In de schilderkunst van de zeventiende eeuw hanteerde men het spel van licht en schaduw (clair-obscur)
ook op zeer geraffineerde wijze.
Bouwkundigen waren zich terdege bewust van de mogelijkheden die de profielrijke bouwstijlen van hun tijd
boden. Mede of misschien wel juist door dit spel van licht en schaduw (door de verspringingen en
afwisseling in het profiel van lijsten en randen en in de structuur van de ornamenten) ontstond een levendige
verschijningsvorm met een minimum aan kleur.
Zie verder Bijlage 17.
Het Kleine Oost was tot de bouw – in 1578 – van de nieuwe Oosterpoort een ononderbroken
onderdeel van de Schellinkhouterdijk, het gedeelte van de West-Friese omringdijk tussen de oude Oosterpoort
(1511-1818) en Schellinkhout. In 1583 ontstond hier aan de noordzijde van de straat de eerste bebouwing:
het begin van een straatbeeld. Waarschijnlijk ging het om bebouwing van agrarische aard. Bij de verdere
ontwikkeling en uitbreiding van stad en straat deed ook de stadsboerderij hier zijn intrede: een woon-
en bedrijfsgebouw binnen de stadsmuren, en landerijen daarbuiten.

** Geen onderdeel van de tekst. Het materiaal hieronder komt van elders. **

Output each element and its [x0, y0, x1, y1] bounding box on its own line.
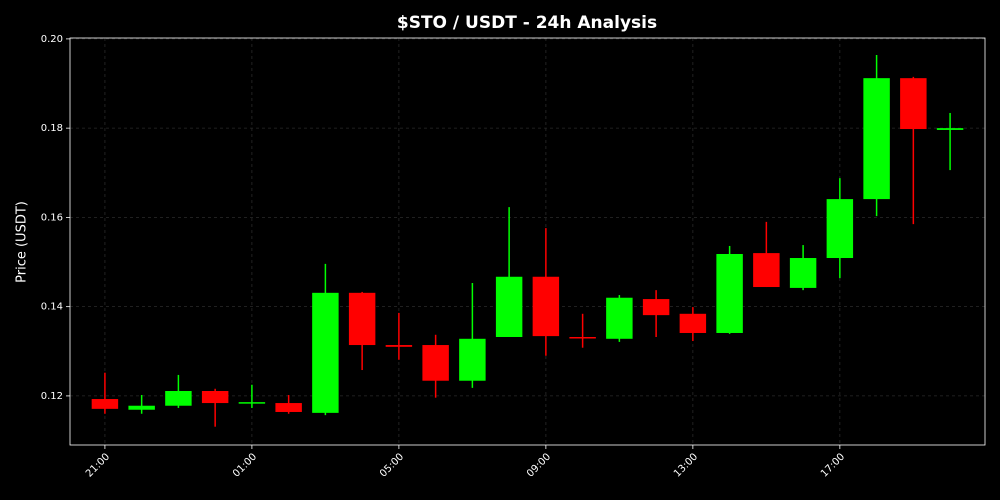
y-tick-label: 0.20 [41, 34, 63, 45]
candle-body [91, 399, 119, 409]
candle-body [128, 405, 155, 410]
candle-body [495, 276, 523, 338]
plot-frame [69, 37, 986, 446]
candle-body [826, 199, 854, 259]
y-axis-label: Price (USDT) [15, 201, 30, 283]
candle-body [532, 276, 560, 337]
x-tick-label: 09:00 [525, 451, 553, 479]
candle-body [348, 292, 376, 346]
candle-body [642, 299, 670, 316]
candle-body [385, 345, 413, 347]
candle-body [201, 391, 229, 404]
x-tick-label: 13:00 [672, 451, 700, 479]
y-tick-label: 0.16 [41, 212, 63, 223]
x-tick-label: 05:00 [378, 451, 406, 479]
y-tick-label: 0.18 [41, 123, 63, 134]
chart-title: $STO / USDT - 24h Analysis [397, 13, 657, 33]
candle-body [312, 292, 339, 413]
x-tick-label: 17:00 [819, 451, 847, 479]
candle-body [606, 297, 633, 339]
candle-body [679, 313, 707, 333]
y-tick-label: 0.12 [41, 391, 63, 402]
candle-body [753, 253, 780, 288]
candle-body [165, 391, 192, 406]
y-tick-label: 0.14 [41, 302, 63, 313]
candle-body [936, 128, 964, 130]
x-tick-label: 01:00 [231, 451, 259, 479]
candle-body [863, 78, 890, 200]
candle-body [238, 402, 266, 404]
x-tick-label: 21:00 [84, 451, 112, 479]
candle-body [275, 403, 302, 412]
candle-body [459, 338, 486, 381]
candle-body [716, 253, 743, 333]
candle-body [422, 345, 449, 381]
candle-body [789, 258, 817, 288]
candle-body [900, 78, 927, 130]
candle-body [569, 337, 596, 339]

We hebben hier te maken met bebouwing
op het taluud van een dijk, hetgeen nog duidelijk te herkennen is. Het woongedeelte en de ingang van
de panden bevonden zich op straat- of dijkniveau terwijl de onderbouw voor opslag en overige
bedrijfsdoeleinden steeds achter de bebouwing te vinden was, aan de voet van de dijk. Voorheen was de
achterzijde van de huizen ook vanaf de dijk bereikbaar, via doorgangen tussen de dijkgebouwen. Thans
vormt de bebouwing aan de straatzijde een nagenoeg gesloten gevelwand. De onderbouw van de panden is
nu onderlangs bereikbaar, via de Schellinkhoutersteeg.